A new discovery by University of Guelph researchers may ultimately help in devising new therapies and improving quality of life for people with Parkinson’s disease.

The researchers hope their findings will lead to drugs that halt the progression of this neurodegenerative disease, says Morgan Stykel, a PhD candidate and first author of a paper published in the journal Cell Reports.

Parkinson’s disease is the world’s fastest-growing neurodegenerative disease and Canada has some of the world’s highest rates, according to Parkinson Canada. Its exact cause is unknown.

Current therapies only treat symptoms rather than halting the disease, says Dr. Scott Ryan, a professor in the Department of Molecular and Cellular Biology who led the study.

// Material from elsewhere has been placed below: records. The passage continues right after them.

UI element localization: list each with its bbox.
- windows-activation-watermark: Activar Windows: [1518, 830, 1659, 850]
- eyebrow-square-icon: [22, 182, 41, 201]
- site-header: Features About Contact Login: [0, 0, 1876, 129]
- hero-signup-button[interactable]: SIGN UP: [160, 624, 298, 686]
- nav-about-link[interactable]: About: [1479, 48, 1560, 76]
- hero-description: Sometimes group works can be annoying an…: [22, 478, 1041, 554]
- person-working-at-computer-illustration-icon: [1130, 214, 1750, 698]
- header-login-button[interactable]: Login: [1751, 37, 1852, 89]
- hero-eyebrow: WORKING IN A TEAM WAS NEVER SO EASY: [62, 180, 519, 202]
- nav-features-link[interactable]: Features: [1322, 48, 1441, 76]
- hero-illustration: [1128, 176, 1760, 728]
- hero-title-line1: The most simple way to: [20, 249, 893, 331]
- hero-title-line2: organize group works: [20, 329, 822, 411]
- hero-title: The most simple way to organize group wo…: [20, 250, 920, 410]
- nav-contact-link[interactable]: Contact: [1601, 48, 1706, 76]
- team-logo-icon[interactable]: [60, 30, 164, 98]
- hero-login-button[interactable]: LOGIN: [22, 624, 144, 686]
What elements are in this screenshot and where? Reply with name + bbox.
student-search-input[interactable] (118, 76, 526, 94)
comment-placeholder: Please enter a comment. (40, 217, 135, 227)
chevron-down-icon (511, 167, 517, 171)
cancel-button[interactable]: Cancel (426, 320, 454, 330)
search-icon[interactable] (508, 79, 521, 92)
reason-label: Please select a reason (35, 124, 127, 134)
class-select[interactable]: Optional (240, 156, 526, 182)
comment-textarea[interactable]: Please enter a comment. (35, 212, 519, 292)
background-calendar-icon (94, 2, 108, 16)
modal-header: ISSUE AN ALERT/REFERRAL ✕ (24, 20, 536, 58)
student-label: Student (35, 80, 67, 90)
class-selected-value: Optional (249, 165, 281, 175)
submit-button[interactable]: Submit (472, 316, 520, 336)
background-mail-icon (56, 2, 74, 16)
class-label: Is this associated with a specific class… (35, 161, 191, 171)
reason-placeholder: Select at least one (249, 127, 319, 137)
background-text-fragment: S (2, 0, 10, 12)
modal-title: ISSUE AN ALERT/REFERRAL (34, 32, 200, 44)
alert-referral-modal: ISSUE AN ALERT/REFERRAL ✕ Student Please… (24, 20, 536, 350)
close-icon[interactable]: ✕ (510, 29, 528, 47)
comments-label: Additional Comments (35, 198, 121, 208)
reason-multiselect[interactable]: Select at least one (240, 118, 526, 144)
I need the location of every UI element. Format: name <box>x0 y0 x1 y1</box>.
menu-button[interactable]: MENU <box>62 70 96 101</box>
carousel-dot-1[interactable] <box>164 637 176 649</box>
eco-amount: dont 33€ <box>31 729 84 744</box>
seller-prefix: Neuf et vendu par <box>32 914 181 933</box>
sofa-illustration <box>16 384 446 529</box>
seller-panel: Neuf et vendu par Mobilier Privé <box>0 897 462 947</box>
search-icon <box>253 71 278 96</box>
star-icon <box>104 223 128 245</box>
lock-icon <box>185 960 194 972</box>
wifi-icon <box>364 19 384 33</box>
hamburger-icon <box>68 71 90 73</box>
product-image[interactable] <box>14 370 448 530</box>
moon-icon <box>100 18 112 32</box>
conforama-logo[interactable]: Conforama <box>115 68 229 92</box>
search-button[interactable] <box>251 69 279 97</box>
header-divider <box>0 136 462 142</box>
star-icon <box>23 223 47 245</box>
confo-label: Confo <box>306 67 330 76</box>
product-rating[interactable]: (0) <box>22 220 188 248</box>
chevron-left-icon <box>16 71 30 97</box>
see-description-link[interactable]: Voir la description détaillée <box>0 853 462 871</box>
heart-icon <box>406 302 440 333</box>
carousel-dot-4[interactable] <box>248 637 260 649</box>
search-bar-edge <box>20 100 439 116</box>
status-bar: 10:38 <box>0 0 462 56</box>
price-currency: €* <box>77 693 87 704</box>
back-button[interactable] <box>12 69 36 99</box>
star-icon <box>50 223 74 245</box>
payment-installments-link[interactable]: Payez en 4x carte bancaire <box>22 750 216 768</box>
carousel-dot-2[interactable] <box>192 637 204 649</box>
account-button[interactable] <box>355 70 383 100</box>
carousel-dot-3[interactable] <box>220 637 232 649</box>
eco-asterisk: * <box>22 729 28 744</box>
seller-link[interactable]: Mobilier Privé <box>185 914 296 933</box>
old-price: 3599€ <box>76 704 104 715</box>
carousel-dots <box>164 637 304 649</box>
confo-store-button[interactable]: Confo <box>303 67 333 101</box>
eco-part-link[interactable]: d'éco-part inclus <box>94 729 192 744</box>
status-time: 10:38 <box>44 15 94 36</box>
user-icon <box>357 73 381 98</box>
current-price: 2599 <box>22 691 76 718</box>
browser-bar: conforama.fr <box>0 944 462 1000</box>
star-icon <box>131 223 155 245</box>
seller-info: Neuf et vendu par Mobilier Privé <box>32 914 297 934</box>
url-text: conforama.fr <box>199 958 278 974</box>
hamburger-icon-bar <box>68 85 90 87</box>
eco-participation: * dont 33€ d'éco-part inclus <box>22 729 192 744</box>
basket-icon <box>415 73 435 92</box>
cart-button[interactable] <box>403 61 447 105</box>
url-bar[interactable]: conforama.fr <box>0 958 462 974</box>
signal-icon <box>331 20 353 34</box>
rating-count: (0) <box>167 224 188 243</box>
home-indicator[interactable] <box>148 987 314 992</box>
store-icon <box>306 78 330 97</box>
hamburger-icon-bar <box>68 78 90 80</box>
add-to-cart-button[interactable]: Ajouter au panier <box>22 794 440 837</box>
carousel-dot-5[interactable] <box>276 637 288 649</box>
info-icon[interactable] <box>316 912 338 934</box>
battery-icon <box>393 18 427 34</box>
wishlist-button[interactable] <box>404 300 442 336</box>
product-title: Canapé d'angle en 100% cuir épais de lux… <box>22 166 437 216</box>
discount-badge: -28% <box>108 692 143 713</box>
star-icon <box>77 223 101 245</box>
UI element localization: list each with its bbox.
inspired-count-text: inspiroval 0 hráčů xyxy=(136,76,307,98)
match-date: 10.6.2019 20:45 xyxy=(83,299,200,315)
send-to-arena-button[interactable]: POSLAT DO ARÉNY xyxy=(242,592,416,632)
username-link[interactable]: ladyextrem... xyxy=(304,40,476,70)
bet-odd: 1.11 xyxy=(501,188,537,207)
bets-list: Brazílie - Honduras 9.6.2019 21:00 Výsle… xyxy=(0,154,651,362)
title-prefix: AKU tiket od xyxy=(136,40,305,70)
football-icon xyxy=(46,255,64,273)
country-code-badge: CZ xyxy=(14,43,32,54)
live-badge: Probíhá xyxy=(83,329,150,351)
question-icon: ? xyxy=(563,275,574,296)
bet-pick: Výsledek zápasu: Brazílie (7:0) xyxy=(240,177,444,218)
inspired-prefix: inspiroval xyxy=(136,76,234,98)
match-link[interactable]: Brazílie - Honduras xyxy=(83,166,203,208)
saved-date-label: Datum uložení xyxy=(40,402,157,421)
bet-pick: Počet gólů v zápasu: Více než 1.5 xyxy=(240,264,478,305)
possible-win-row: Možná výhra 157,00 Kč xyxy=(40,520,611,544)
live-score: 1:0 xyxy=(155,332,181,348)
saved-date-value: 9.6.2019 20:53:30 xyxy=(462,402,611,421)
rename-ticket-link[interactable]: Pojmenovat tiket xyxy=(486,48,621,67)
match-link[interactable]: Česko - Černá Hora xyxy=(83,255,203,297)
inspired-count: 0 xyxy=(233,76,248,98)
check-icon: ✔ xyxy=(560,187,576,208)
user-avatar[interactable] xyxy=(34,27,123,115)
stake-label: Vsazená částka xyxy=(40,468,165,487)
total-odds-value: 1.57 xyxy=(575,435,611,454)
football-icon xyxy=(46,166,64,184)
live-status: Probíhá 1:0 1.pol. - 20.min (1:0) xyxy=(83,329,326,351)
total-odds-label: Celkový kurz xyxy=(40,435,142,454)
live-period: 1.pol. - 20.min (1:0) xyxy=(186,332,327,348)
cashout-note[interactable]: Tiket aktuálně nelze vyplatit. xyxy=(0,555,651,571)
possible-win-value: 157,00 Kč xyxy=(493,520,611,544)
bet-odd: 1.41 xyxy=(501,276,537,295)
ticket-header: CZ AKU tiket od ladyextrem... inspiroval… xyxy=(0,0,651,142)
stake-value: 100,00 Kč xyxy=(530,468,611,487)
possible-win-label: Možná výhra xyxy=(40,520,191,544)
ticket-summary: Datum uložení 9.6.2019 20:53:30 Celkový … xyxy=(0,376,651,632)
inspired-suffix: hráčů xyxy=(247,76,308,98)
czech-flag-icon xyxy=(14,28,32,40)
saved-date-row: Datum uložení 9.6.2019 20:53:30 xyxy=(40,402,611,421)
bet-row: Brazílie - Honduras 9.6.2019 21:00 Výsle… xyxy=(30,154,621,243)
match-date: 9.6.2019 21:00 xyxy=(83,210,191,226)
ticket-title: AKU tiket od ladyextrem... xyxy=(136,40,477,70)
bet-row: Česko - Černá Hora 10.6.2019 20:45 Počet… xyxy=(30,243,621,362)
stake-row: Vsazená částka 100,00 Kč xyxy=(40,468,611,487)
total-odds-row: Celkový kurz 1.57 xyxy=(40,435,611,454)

Parkinson’s disease can be triggered by the misfolding of a protein called alpha-synuclein that accumulates in one part of the brain. The disease causes loss of nerve cells in the brain that produce dopamine, a chemical messenger that helps control motor function.

The misfolded protein eventually spreads to other parts of the brain, impairing areas responsible for other functions such as mood and cognition.

The U of G team found that the affected synuclein inactivates a second protein that normally targets misfolded proteins for degradation. The researchers showed that reactivating the latter protein enables cells to clear the misfolded proteins and prevent disease spread.